For many of our dynamic workloads, we utilize AWS autoscaling groups to allocate computing resources. Example tasks that need to scale include resume parsing, job parsing, and our Bright Score calculations. For these autoscaling groups, we have been requesting spot instances, with bids above typical market pricing. We also utilize spot instances rather than reserved instances for some of our EMR (Elastic Map-Reduce) jobs.
This has worked well for over a year because for many ec2 instance types the spot market pricing has been remarkably stable. For smaller (low memory) instance types, the market price has always fluctuated, but about a year ago we noticed that for larger (high memory) instance types, the spot instance pricing is remarkably stable and that spot instances were functionally equivalent to on-demand instances, but at a fraction of the cost.
We stumbled upon this realization when one of our data scientists started a data processing task that caused the entire office computing infrastructure to become unusable. He had a task that required lots of disk space and lots of memory, and utilized a virtualized node on a shared server. After shrieks of rage from our annoyed developers who were accessing the same physical server, we quickly bid on the largest possible spot instance (m2.4xlarge with 64 GB of memory) and moved his analysis tasks there. In Northern California at the time, the price for this server was $0.23 per hour in the spot market. At the time, the on-demand price for these instances was over $2 (I can’t remember the exact price), so utilizing spot instances gave us tenfold savings.

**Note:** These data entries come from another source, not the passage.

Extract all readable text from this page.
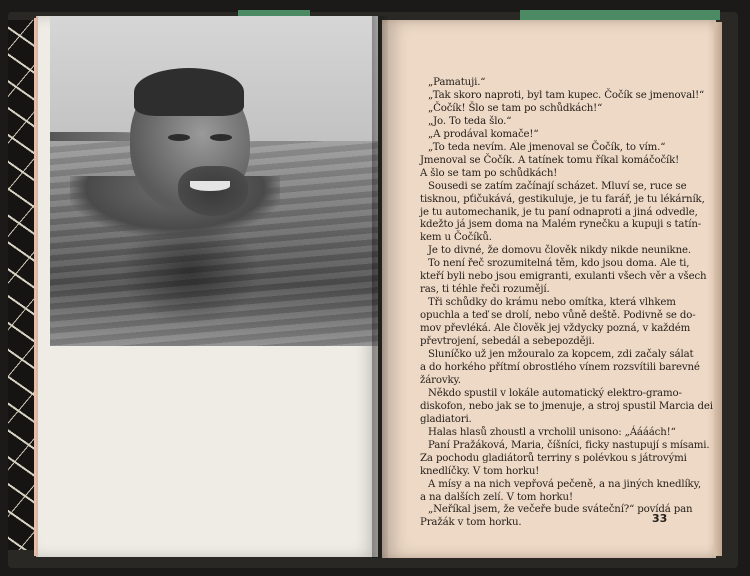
„Pamatuji.“
„Tak skoro naproti, byl tam kupec. Čočík se jmenoval!“
„Čočík! Šlo se tam po schůdkách!“
„Jo. To teda šlo.“
„A prodával komače!“
„To teda nevím. Ale jmenoval se Čočík, to vím.“
Jmenoval se Čočík. A tatínek tomu říkal komáčočík!
A šlo se tam po schůdkách!
Sousedi se zatím začínají scházet. Mluví se, ruce se
tisknou, pťičukává, gestikuluje, je tu farář, je tu lékárník,
je tu automechanik, je tu paní odnaproti a jiná odvedle,
kdežto já jsem doma na Malém rynečku a kupuji s tatín-
kem u Čočíků.
Je to divné, že domovu člověk nikdy nikde neunikne.
To není řeč srozumitelná těm, kdo jsou doma. Ale ti,
kteří byli nebo jsou emigranti, exulanti všech věr a všech
ras, ti téhle řeči rozumějí.
Tři schůdky do krámu nebo omítka, která vlhkem
opuchla a teď se drolí, nebo vůně deště. Podivně se do-
mov převléká. Ale člověk jej vždycky pozná, v každém
převtrojení, sebedál a sebepozději.
Sluníčko už jen mžouralo za kopcem, zdi začaly sálat
a do horkého přítmí obrostlého vínem rozsvítili barevné
žárovky.
Někdo spustil v lokále automatický elektro-gramo-
diskofon, nebo jak se to jmenuje, a stroj spustil Marcia dei
gladiatori.
Halas hlasů zhoustl a vrcholil unisono: „Áááách!“
Paní Pražáková, Maria, číšníci, ficky nastupují s mísami.
Za pochodu gladiátorů terriny s polévkou s játrovými
knedlíčky. V tom horku!
A mísy a na nich vepřová pečeně, a na jiných knedlíky,
a na dalších zelí. V tom horku!
„Neříkal jsem, že večeře bude sváteční?“ povídá pan
Pražák v tom horku.	33
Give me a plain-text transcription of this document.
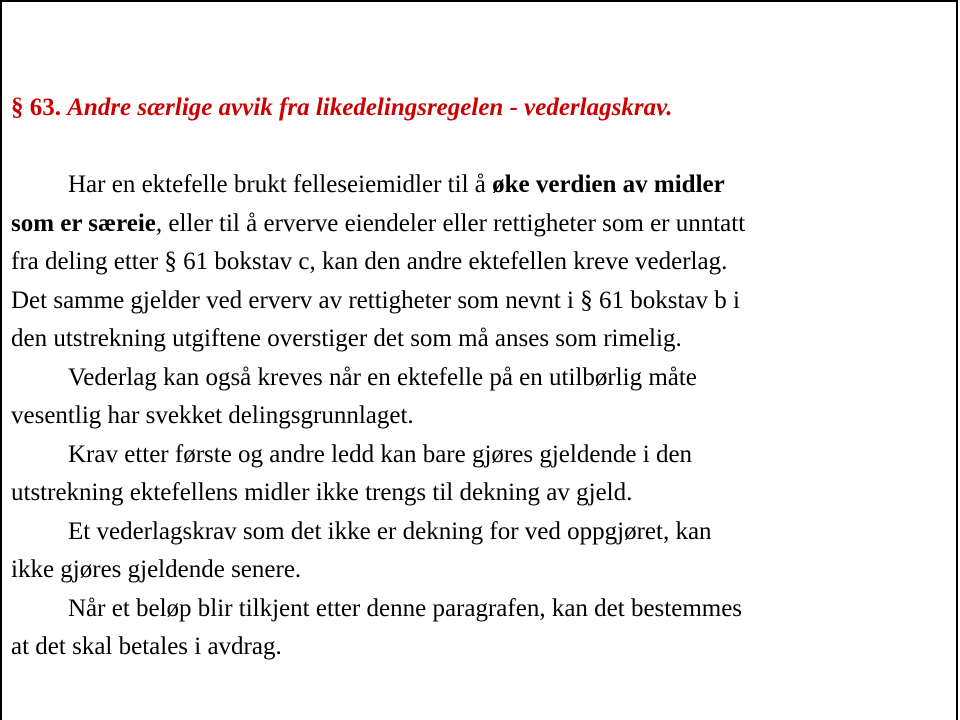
§ 63. Andre særlige avvik fra likedelingsregelen - vederlagskrav.

Har en ektefelle brukt felleseiemidler til å øke verdien av midler
som er særeie, eller til å erverve eiendeler eller rettigheter som er unntatt
fra deling etter § 61 bokstav c, kan den andre ektefellen kreve vederlag.
Det samme gjelder ved erverv av rettigheter som nevnt i § 61 bokstav b i
den utstrekning utgiftene overstiger det som må anses som rimelig.
Vederlag kan også kreves når en ektefelle på en utilbørlig måte
vesentlig har svekket delingsgrunnlaget.
Krav etter første og andre ledd kan bare gjøres gjeldende i den
utstrekning ektefellens midler ikke trengs til dekning av gjeld.
Et vederlagskrav som det ikke er dekning for ved oppgjøret, kan
ikke gjøres gjeldende senere.
Når et beløp blir tilkjent etter denne paragrafen, kan det bestemmes
at det skal betales i avdrag.
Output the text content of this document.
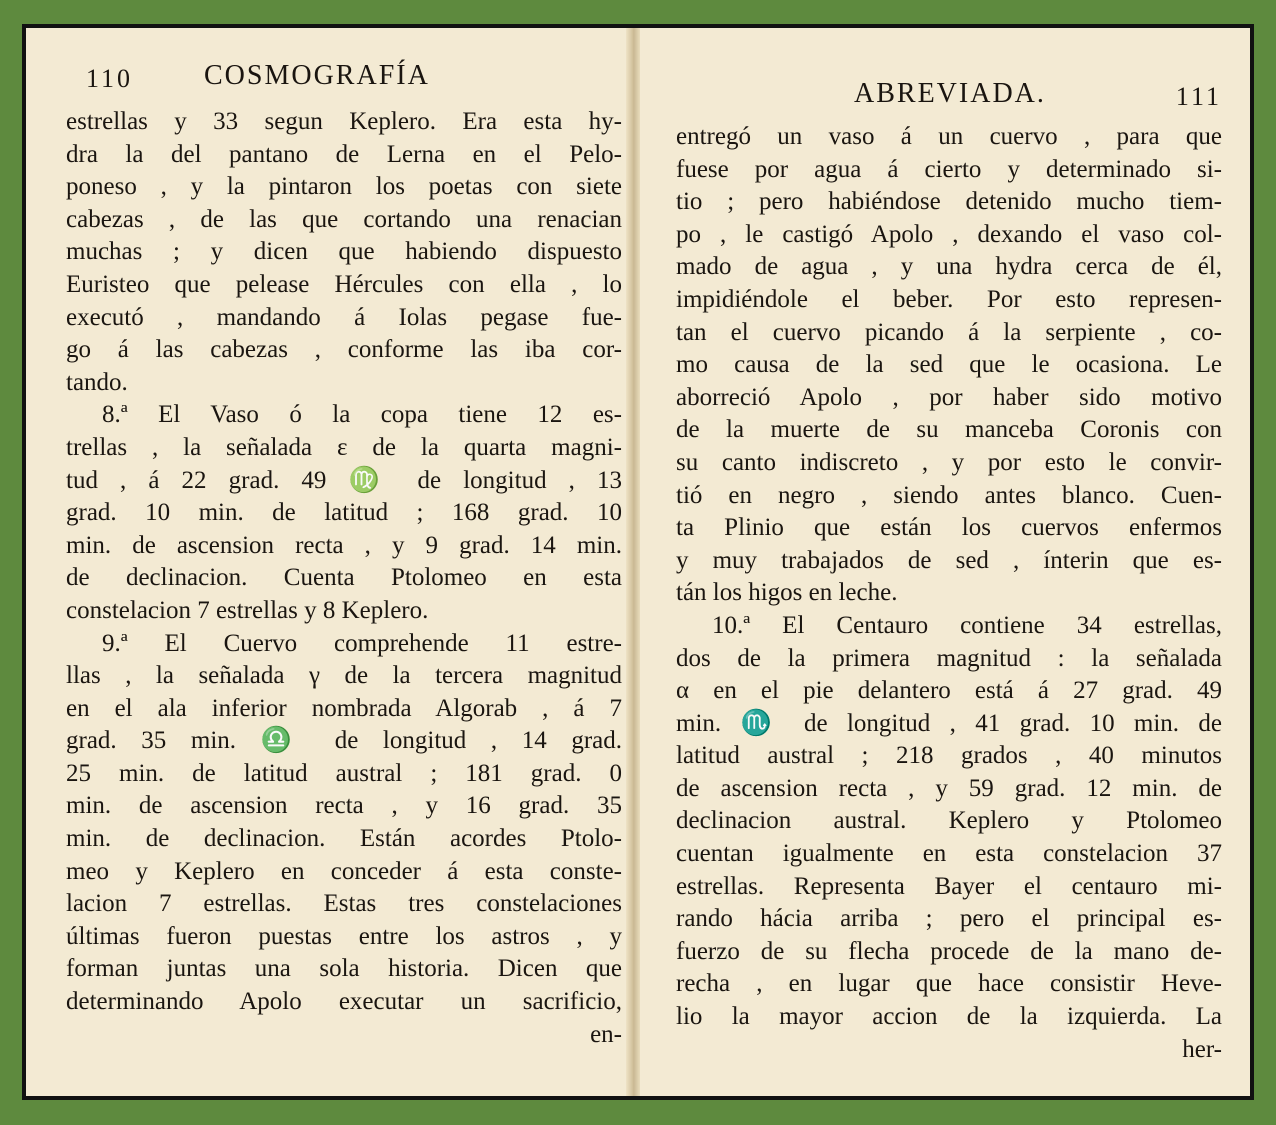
110	COSMOGRAFÍA
estrellas y 33 segun Keplero. Era esta hy-
dra la del pantano de Lerna en el Pelo-
poneso , y la pintaron los poetas con siete
cabezas , de las que cortando una renacian
muchas ; y dicen que habiendo dispuesto
Euristeo que pelease Hércules con ella , lo
executó , mandando á Iolas pegase fue-
go á las cabezas , conforme las iba cor-
tando.
8.ª El Vaso ó la copa tiene 12 es-
trellas , la señalada ε de la quarta magni-
tud , á 22 grad. 49 ♍ de longitud , 13
grad. 10 min. de latitud ; 168 grad. 10
min. de ascension recta , y 9 grad. 14 min.
de declinacion. Cuenta Ptolomeo en esta
constelacion 7 estrellas y 8 Keplero.
9.ª El Cuervo comprehende 11 estre-
llas , la señalada γ de la tercera magnitud
en el ala inferior nombrada Algorab , á 7
grad. 35 min. ♎ de longitud , 14 grad.
25 min. de latitud austral ; 181 grad. 0
min. de ascension recta , y 16 grad. 35
min. de declinacion. Están acordes Ptolo-
meo y Keplero en conceder á esta conste-
lacion 7 estrellas. Estas tres constelaciones
últimas fueron puestas entre los astros , y
forman juntas una sola historia. Dicen que
determinando Apolo executar un sacrificio,
en-
ABREVIADA.	111
entregó un vaso á un cuervo , para que
fuese por agua á cierto y determinado si-
tio ; pero habiéndose detenido mucho tiem-
po , le castigó Apolo , dexando el vaso col-
mado de agua , y una hydra cerca de él,
impidiéndole el beber. Por esto represen-
tan el cuervo picando á la serpiente , co-
mo causa de la sed que le ocasiona. Le
aborreció Apolo , por haber sido motivo
de la muerte de su manceba Coronis con
su canto indiscreto , y por esto le convir-
tió en negro , siendo antes blanco. Cuen-
ta Plinio que están los cuervos enfermos
y muy trabajados de sed , ínterin que es-
tán los higos en leche.
10.ª El Centauro contiene 34 estrellas,
dos de la primera magnitud : la señalada
α en el pie delantero está á 27 grad. 49
min. ♏ de longitud , 41 grad. 10 min. de
latitud austral ; 218 grados , 40 minutos
de ascension recta , y 59 grad. 12 min. de
declinacion austral. Keplero y Ptolomeo
cuentan igualmente en esta constelacion 37
estrellas. Representa Bayer el centauro mi-
rando hácia arriba ; pero el principal es-
fuerzo de su flecha procede de la mano de-
recha , en lugar que hace consistir Heve-
lio la mayor accion de la izquierda. La
her-
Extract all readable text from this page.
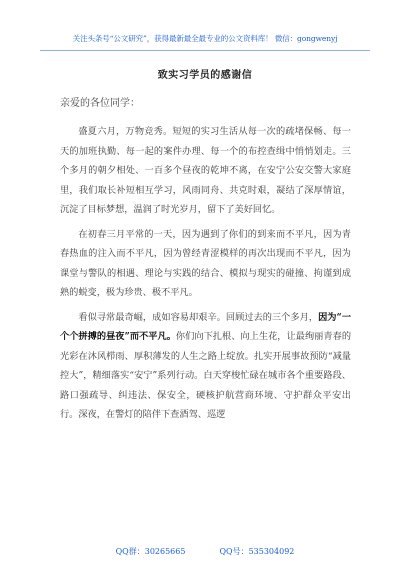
关注头条号“公文研究”，获得最新最全最专业的公文资料库！ 微信：gongwenyj
致实习学员的感谢信
亲爱的各位同学：

盛夏六月，万物竞秀。短短的实习生活从每一次的疏堵保畅、每一天的加班执勤、每一起的案件办理、每一个的布控查缉中悄悄划走。三个多月的朝夕相处、一百多个昼夜的乾坤不离，在安宁公安交警大家庭里，我们取长补短相互学习，风雨同舟、共克时艰，凝结了深厚情谊，沉淀了目标梦想，温润了时光岁月，留下了美好回忆。

在初春三月平常的一天，因为遇到了你们的到来而不平凡，因为青春热血的注入而不平凡，因为曾经青涩模样的再次出现而不平凡，因为课堂与警队的相遇、理论与实践的结合、模拟与现实的碰撞、拘谨到成熟的蜕变，极为珍贵、极不平凡。

看似寻常最奇崛，成如容易却艰辛。回顾过去的三个多月，因为“一个个拼搏的昼夜”而不平凡。你们向下扎根、向上生花，让最绚丽青春的光彩在沐风栉雨、厚积薄发的人生之路上绽放。扎实开展事故预防“减量控大”，精细落实“安宁”系列行动。白天穿梭忙碌在城市各个重要路段、路口强疏导、纠违法、保安全，硬核护航营商环境、守护群众平安出行。深夜，在警灯的陪伴下查酒驾、巡逻

QQ群：30265665	QQ号：535304092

We started referring to this node as the SUPERNODE, and it was super in one respect — it never went away. Spot nodes can be taken away at any time, but this particular spot instance stayed up for almost one year with a $0.50 bid. The spot price for m2.4xlarge instances was a metronomic $0.23 per hour for something like 9 months, so our bid was always above market price.
And then, on August 26, the SUPERNODE died:
The bid price spiked to $2. By that time, oddly, the on-demand pricing for that instance type was $1.84. The spot instance market price was above the on-demand price, an economically irrational outcome. A spot instance is equivalent to an on-demand instance but with an additional risk of the node disappearing. There should be a price for risk mitigation — on-demand pricing should be greater than spot pricing. The AWS spot instance market is essentially a second-item auction where there are some number of nodes up for bid and everyone with bids above a clearing price gets nodes allocated at the clearing price. Trained economists tell me this is among the most efficient types of auction. Economists, however, love rational market participants. Recently, in some AWS spot instance markets (a market is a particular instance type and availability zone), there are large numbers of irrational actors (or as we refer to them privately, idiots). People are bidding at hourly rates far greater than on-demand pricing for the same ec2 nodes. These bids are rational if you are guaranteed to be the only idiot in the market, but, as one can painfully learn, 2 competing idiots ruin this strategy. In Northern Virginia this week, for instance, someone is bidding $2.50/hour each day starting at 10AM GMT for c1.medium instances in one of the availability zones. This is 20 times the on-demand price for this instance ($.12/hour).
This seems to be a recent pattern in many spot instance markets. The m2.2xlarge market in Northern Virginia destabilized in August. On September 23, somebody started bidding $20/hour for m2.4xlarge instances.
Our sysops people have decided that depending on the rationality of AWS spot instance market is too risky and have moved some of our work onto on-demand, reserved, and other instance types. This, of course, adds cost and operational complexity.
Dear idiots — you are ruining a good thing for everyone.